Le directeur de la rédaction " a acquis très vite (...) la réputation d’être un "dictateur", sourd à la critique. Il a centralisé tous les pouvoirs que son prédécesseur (...) avait soigneusement partagés avec les responsables des différents services ", " le scandale a non seulement éclaboussé la réputation du plus prestigieux et du plus influent des quotidiens (...), mais a fait éclater au grand jour la rancœur accumulée par la rédaction contre son directeur. Elle lui reproche pêle-mêle le bouleversement des équipes, la politique de "coups", les croisades personnelles, l’éviction ou la mise sur la touche de spécialistes chevronnés ", peut-on lire dans Le Monde (7 juin), à propos, bien entendu, du New York Times [1].
Jayson Blair, jeune journaliste du New York Times, a démissionné le 1er mai 2003 après la découverte de plagiats dans un article récent sur un soldat disparu en Irak. Mais, selon une enquête publiée le 11 mai par le quotidien, les falsifications concernent en fait des dizaines de ses reportages publiés depuis deux ans. Le directeur de la rédaction, Howell Raines, a dû finalement démissionner lui aussi : il avait soutenu Blair de longs mois durant alors que des journalistes l’avaient averti des " bidonnages " (lire L’Actualité des médias n°2 et n°3).
Le Monde (17-18 mai 2003) s’est fendu d’un « rectificatif accompagné d’excuses » : il avait publié des articles de Blair dans son supplément hebdomadaire compilant les " meilleurs articles " du New York Times [2].

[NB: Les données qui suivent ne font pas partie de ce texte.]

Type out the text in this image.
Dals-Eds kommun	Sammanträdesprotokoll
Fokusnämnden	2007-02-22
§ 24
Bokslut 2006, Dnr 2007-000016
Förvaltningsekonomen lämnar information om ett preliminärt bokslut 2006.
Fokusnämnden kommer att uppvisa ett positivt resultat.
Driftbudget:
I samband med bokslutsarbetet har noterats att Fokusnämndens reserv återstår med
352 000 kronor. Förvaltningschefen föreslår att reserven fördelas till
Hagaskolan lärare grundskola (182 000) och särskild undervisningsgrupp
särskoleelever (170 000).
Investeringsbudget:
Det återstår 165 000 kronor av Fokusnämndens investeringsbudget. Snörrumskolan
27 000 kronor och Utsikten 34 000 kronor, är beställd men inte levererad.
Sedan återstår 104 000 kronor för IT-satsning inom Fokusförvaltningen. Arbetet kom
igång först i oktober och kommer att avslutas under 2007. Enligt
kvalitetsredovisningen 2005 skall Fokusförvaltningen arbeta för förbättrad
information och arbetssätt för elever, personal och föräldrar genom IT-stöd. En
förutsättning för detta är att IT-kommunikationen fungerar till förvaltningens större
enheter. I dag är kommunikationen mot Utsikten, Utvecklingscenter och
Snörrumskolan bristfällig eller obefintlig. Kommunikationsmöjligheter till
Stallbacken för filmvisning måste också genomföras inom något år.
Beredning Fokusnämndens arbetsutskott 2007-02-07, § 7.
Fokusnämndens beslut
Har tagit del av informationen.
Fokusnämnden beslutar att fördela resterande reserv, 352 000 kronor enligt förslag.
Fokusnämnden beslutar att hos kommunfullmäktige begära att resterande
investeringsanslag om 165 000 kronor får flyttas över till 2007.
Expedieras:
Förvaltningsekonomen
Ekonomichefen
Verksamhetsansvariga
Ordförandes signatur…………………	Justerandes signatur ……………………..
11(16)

Nous avons retrouvé un article publié par Le Monde à peine un an plus tôt (22 juin 2002), à propos du New York Times et de son nouveau " directeur de la rédaction qui bouleverse la tradition ".
" Depuis l’arrivée de Howell Raines à sa tête, la rédaction du New York Times est en plein fébrilité, raconte une enquête du New Yorker (...) Raines, 58 ans, a pris ses fonctions le 5 septembre 2001. Jusque-là, il était responsable des pages Opinions et éditoriaux (...) Il revendique "un côté populiste" (...) Il a grandi à Birmingham (Alabama), la ville symbole du combat des Noirs pour l’égalité, et a obtenu le prix Pulitzer (en 1991) pour un article sur Grady, la gouvernante de son enfance (...)
(...) Raines a affiché ses intentions : "Accélérer le métabolisme de la rédaction", mettre fin à la culture de la "suffisance" et porter parmi les sept articles de "une" davantage de scoops et d’histoires originales. Il a (...) transféré des correspondants, parachuté des journalistes vedettes sur l’événement du jour au mépris des frontières entre services. "
" Mesures plutôt banales " estime Le Monde, "mais qui ont alimenté les accusations d’autoritarisme. Sa théorie est qu’en cas d’événement fort il faut déployer toute la puissance de feu de la rédaction, "inonder la zone" (...)
Une partie de la rédaction a très mal pris ces initiatives. On parle encore du jour où Raines a fait monter en "une", à la place très convoitée du coin droit de la page, le scandale du patinage artistique à Salt Lake City - "un tournant pour le mouvement olympique" - alors qu’un ministre afghan venait d’être assassiné. "
La fin de l’article du Monde est consacrée à glorifier le comportement héroïque du New York Times d’Howell Raines à l’occasion des attentats du 11 septembre 2001 :
" Raines consultait ses mails en pyjama dans sa maison de Greenwich Village (...) Mais, aussitôt habillé, il s’est senti tel le général Grant pendant la guerre de Sécession, concentrant toutes ses troupes pour l’assaut (il a fait lui-même la comparaison), déployant 300 journalistes. C. J. Chivers, le rubricard "police", a foncé dans son plus beau costume vers les tours jumelles. Il en est ressorti vingt-quatre heures plus tard, les pieds en sang d’avoir arpenté le site. Vétéran de la guerre du Golfe, il est retourné chez lui enfiler un T-shirt des marines, ce qui lui a permis de passer les barrages de sécurité et de s’installer à "Ground Zero". Il y est resté douze jours. " Etc.